The concept had originated as the wholly British 'Acrobat', and was then developed as the British 'Gymnast', which proposed the landing of 55,000 British troops in French Algeria should the British 8th Army make sufficient progress in Cyrenaica to draw off major Axis reserves and make possible a westward drive to the Tunisian frontier. The British were opposed to the US-sponsored 'Sledgehammer', which they claimed would put ashore in a dangerous position Allied forces insufficient to defeat the 40 to 44 German divisions in northern France, and thus without strategic purpose.

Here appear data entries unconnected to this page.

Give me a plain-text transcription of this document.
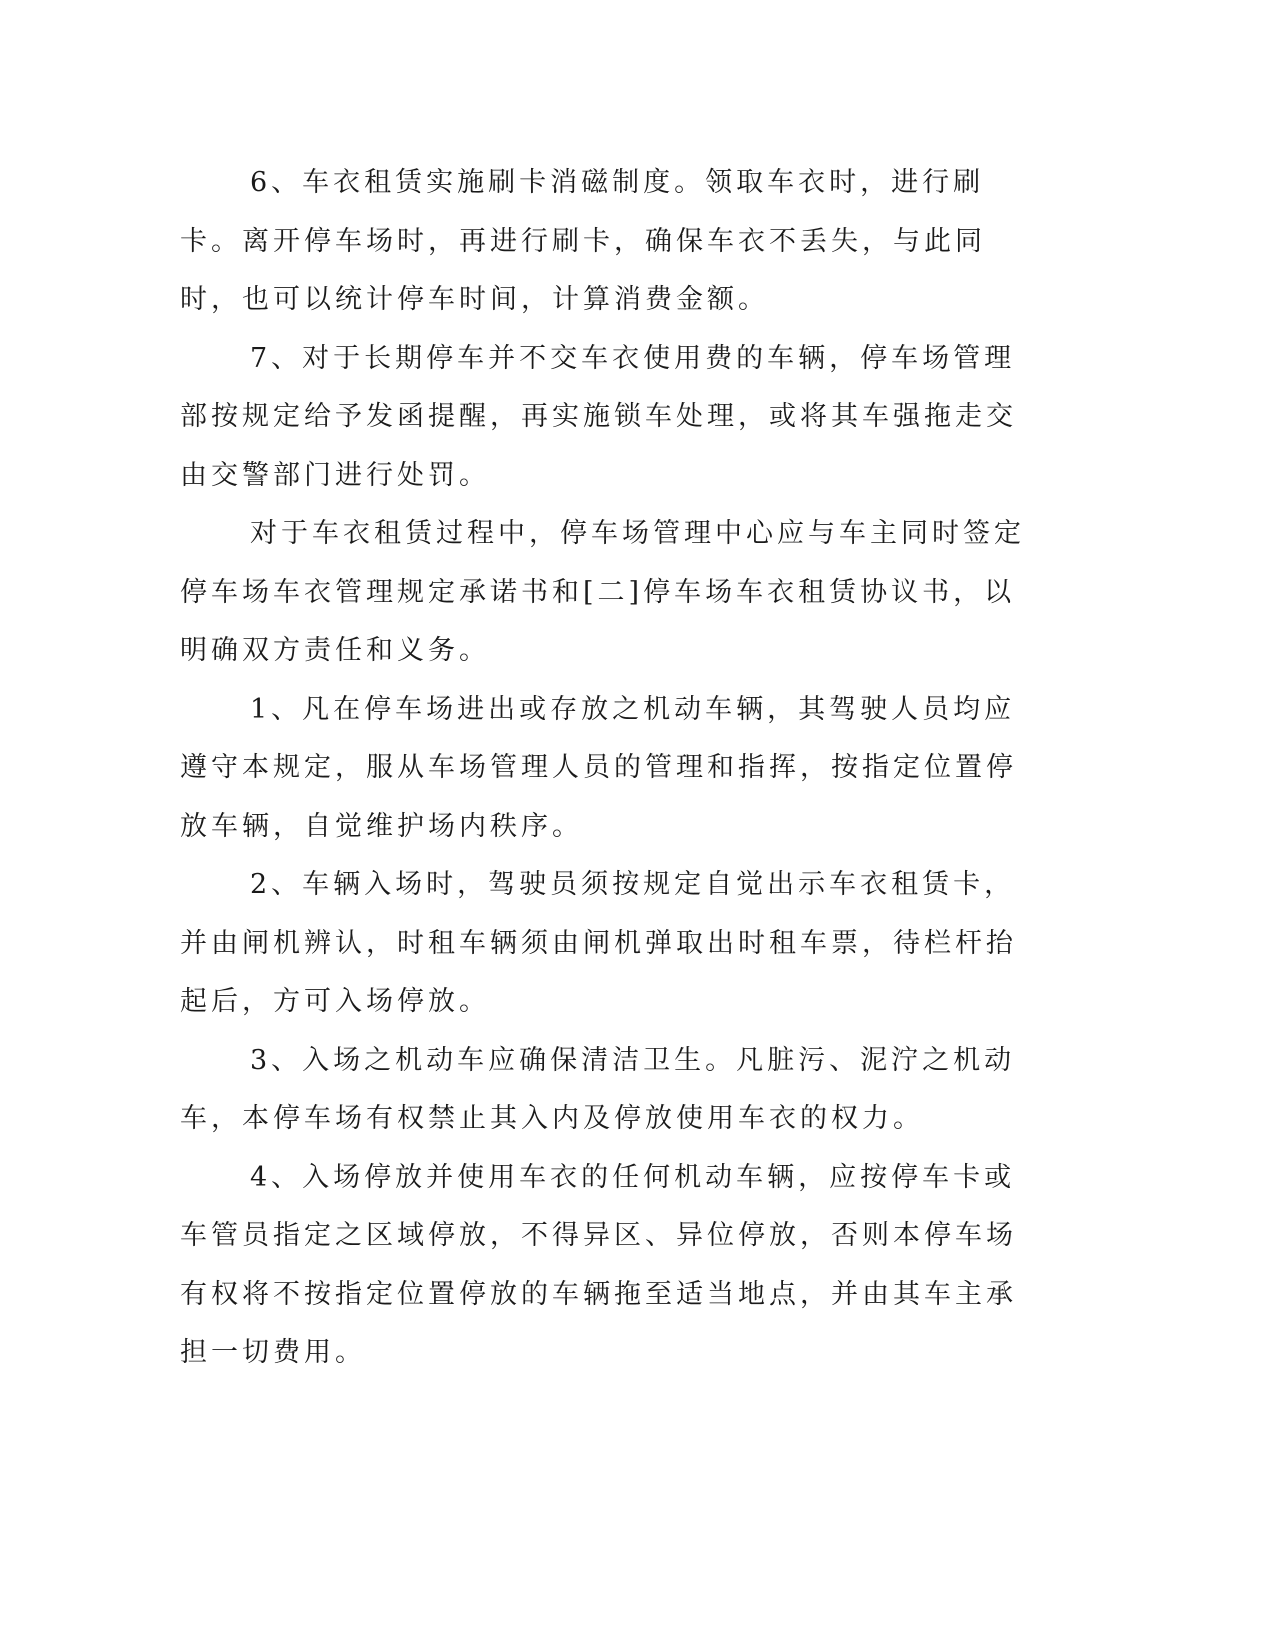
6、车衣租赁实施刷卡消磁制度。领取车衣时，进行刷卡。离开停车场时，再进行刷卡，确保车衣不丢失，与此同时，也可以统计停车时间，计算消费金额。

7、对于长期停车并不交车衣使用费的车辆，停车场管理部按规定给予发函提醒，再实施锁车处理，或将其车强拖走交由交警部门进行处罚。

对于车衣租赁过程中，停车场管理中心应与车主同时签定停车场车衣管理规定承诺书和[二]停车场车衣租赁协议书，以明确双方责任和义务。

1、凡在停车场进出或存放之机动车辆，其驾驶人员均应遵守本规定，服从车场管理人员的管理和指挥，按指定位置停放车辆，自觉维护场内秩序。

2、车辆入场时，驾驶员须按规定自觉出示车衣租赁卡，并由闸机辨认，时租车辆须由闸机弹取出时租车票，待栏杆抬起后，方可入场停放。

3、入场之机动车应确保清洁卫生。凡脏污、泥泞之机动车，本停车场有权禁止其入内及停放使用车衣的权力。

4、入场停放并使用车衣的任何机动车辆，应按停车卡或车管员指定之区域停放，不得异区、异位停放，否则本停车场有权将不按指定位置停放的车辆拖至适当地点，并由其车主承担一切费用。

The Americans nevertheless wished to get their ground forces into action against the Germans during 1942 if possible, and the desirability of such an operation against French North Africa (where large numbers of French troops were stationed and might be expected to join the Allied cause) was agreed at the 'Arcadia' conference in Washington during December 1941.

The original 'Gymnast' scheme was reworked during January 1942 (after the resolution of Anglo-US difficulties in which the British proposed that 100,000 men should be landed, whereas the Americans wished to use 200,000 men in the initial lodgement, rising to 300,000 men as the Allied forces moved to the east) to produce the Anglo-US 'Super Gymnast', which proposed that three British and three US divisions should be landed in French Morocco and French Algeria on 15 April 1942, while three US divisions were shipped across the North Atlantic to Northern Ireland, so freeing three British divisions for operational service.

The target date proved wholly optimistic (especially as the Axis forces forced the British back from Cyrenaica to the Gazala Line, and as Allied amphibious capability was required during this period for other purposes, such as 'Ironclad') and as a result 'Super Gymnast' was postponed, being revived in July 1942 as a means of easing German pressure on the USSR and getting US forces in contact with the Germans during 1942, and 'Super Gymnast' was finally developed into the definitive 'Torch' for implementation November 1942.